On completing this unit, you should be able to

  1. explain why homework has been the basis, from time to time, for social movements.
  2. discuss some of the social and psychological issues surrounding the question of homework for families of school children.
  3. define the terms “ideology” and “Indoctrination,” and discuss power of ideology to determine our view of the world.
  4. discuss, in a preliminary way, the connection between ideology, power and the struggle for social change

Reading Assignment

Note: You may wish to read through the “Study Questions” provided at the end of this unit, and keep them in mind, along with the unit objectives, as you complete this reading assignment.

Read the textbook identified below; it is included in your course package.

Kralovec, E. & Buell, J. (2000). The end of homework: How homework disrupts families, overburdens children, and limits learning. Boston: Beacon Press.

Go to the Digital Reading Room for Sociology 288 and read the articles below.

Sosteric, M. (2010, June 22). The Abuse Syndrome—learned helplessness in the face of global oppression. The Socjournal: A New Media Journal of Sociology and Society. Retrieved December 8, 2010, from http://www.sociology.org/lead/abuse-syndrome-learned-helplessness-face-global-oppression

Brasted, M. (2010, February 17). Care Bears vs. Transformers: Gender stereotypes in advertisements.
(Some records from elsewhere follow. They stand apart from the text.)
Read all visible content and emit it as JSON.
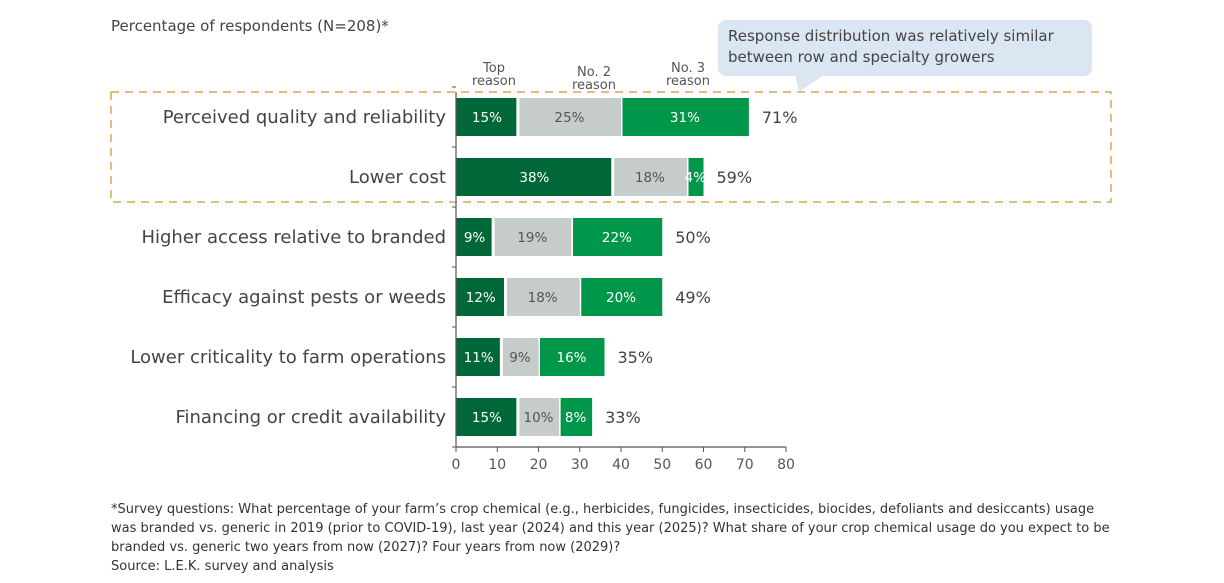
{
  "subtitle": "Percentage of respondents (N=208)*",
  "callout": "Response distribution was relatively similar between row and specialty growers",
  "footnote": "*Survey questions: What percentage of your farm’s crop chemical (e.g., herbicides, fungicides, insecticides, biocides, defoliants and desiccants) usage was branded vs. generic in 2019 (prior to COVID-19), last year (2024) and this year (2025)? What share of your crop chemical usage do you expect to be branded vs. generic two years from now (2027)? Four years from now (2029)?",
  "source": "Source: L.E.K. survey and analysis",
  "chart_data": {
    "type": "bar",
    "orientation": "horizontal",
    "stacked": true,
    "categories": [
      "Perceived quality and reliability",
      "Lower cost",
      "Higher access relative to branded",
      "Efficacy against pests or weeds",
      "Lower criticality to farm operations",
      "Financing or credit availability"
    ],
    "series": [
      {
        "name": "Top reason",
        "color": "#006838",
        "values": [
          15,
          38,
          9,
          12,
          11,
          15
        ]
      },
      {
        "name": "No. 2 reason",
        "color": "#c5ccc9",
        "values": [
          25,
          18,
          19,
          18,
          9,
          10
        ]
      },
      {
        "name": "No. 3 reason",
        "color": "#00974a",
        "values": [
          31,
          4,
          22,
          20,
          16,
          8
        ]
      }
    ],
    "totals": [
      71,
      59,
      50,
      49,
      35,
      33
    ],
    "highlighted_categories": [
      "Perceived quality and reliability",
      "Lower cost"
    ],
    "xlim": [
      0,
      80
    ],
    "xticks": [
      0,
      10,
      20,
      30,
      40,
      50,
      60,
      70,
      80
    ],
    "grid": false,
    "legend": "top, above bars"
  }
}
The Socjournal: A New Media Journal of Sociology and Society. Retrieved December 8, 2010, from http://www.sociology.org/media-studies/care-bears-vs-transformers-gender-stereotypes-in-advertisements/

Study Questions

Answer each of the questions below, and submit your answers to your tutor for marking. Expected word counts are provided in brackets after each question. Two hundred words equals a paragraph or two, 400 words is a page, 800 words is two pages, and so on. Use these word estimates as guides only. The goal is to right a lucid, grounded and comprehensive answer for each question. Post one of your answers on the unit forum, and respond to the post of another student.

  1. Distinguish between ideology and indoctrination. How are they related? What key aspects of ideology were highlighted in this discussion? Do a little Internet research and provide your own definition of ideology. What features of our thinking process would signal that we have incorporated ideology into our mental processes? (400)
  2. The authors of The End of Homework believe that giving children heavy burdens of homework is a waste of a childhood. It takes time away from friends, family and games, and indoctrinates them into a work ethic that encourages total sacrifice of individual life. Do you agree? Why or why not. Make sure to include in your analysis the fact that there is no evidence to suggest that homework benefits younger children. (400)
  3. Take a few moments to reflect back on your own childhood and the childhood of your children (if you are a parent). Consider the role of homework in your lives. Answer the following questions (800-1200 words).
    1. Was homework an essential feature of your children’s life? At what age did homework become important? Did your children gradually do more homework as they got older? How did the imposition of homework impact their play time?
    2. How do you feel about extending a child’s “workday” into the evening. Would it be fair for an adult or parent to bring work home every day? As a worker in a factory, or an office, there are laws that limit the amount of work you can do without being paid overtime. Would you appreciate having to work all the time, day and night? What do you think is the agenda behind homework in the school?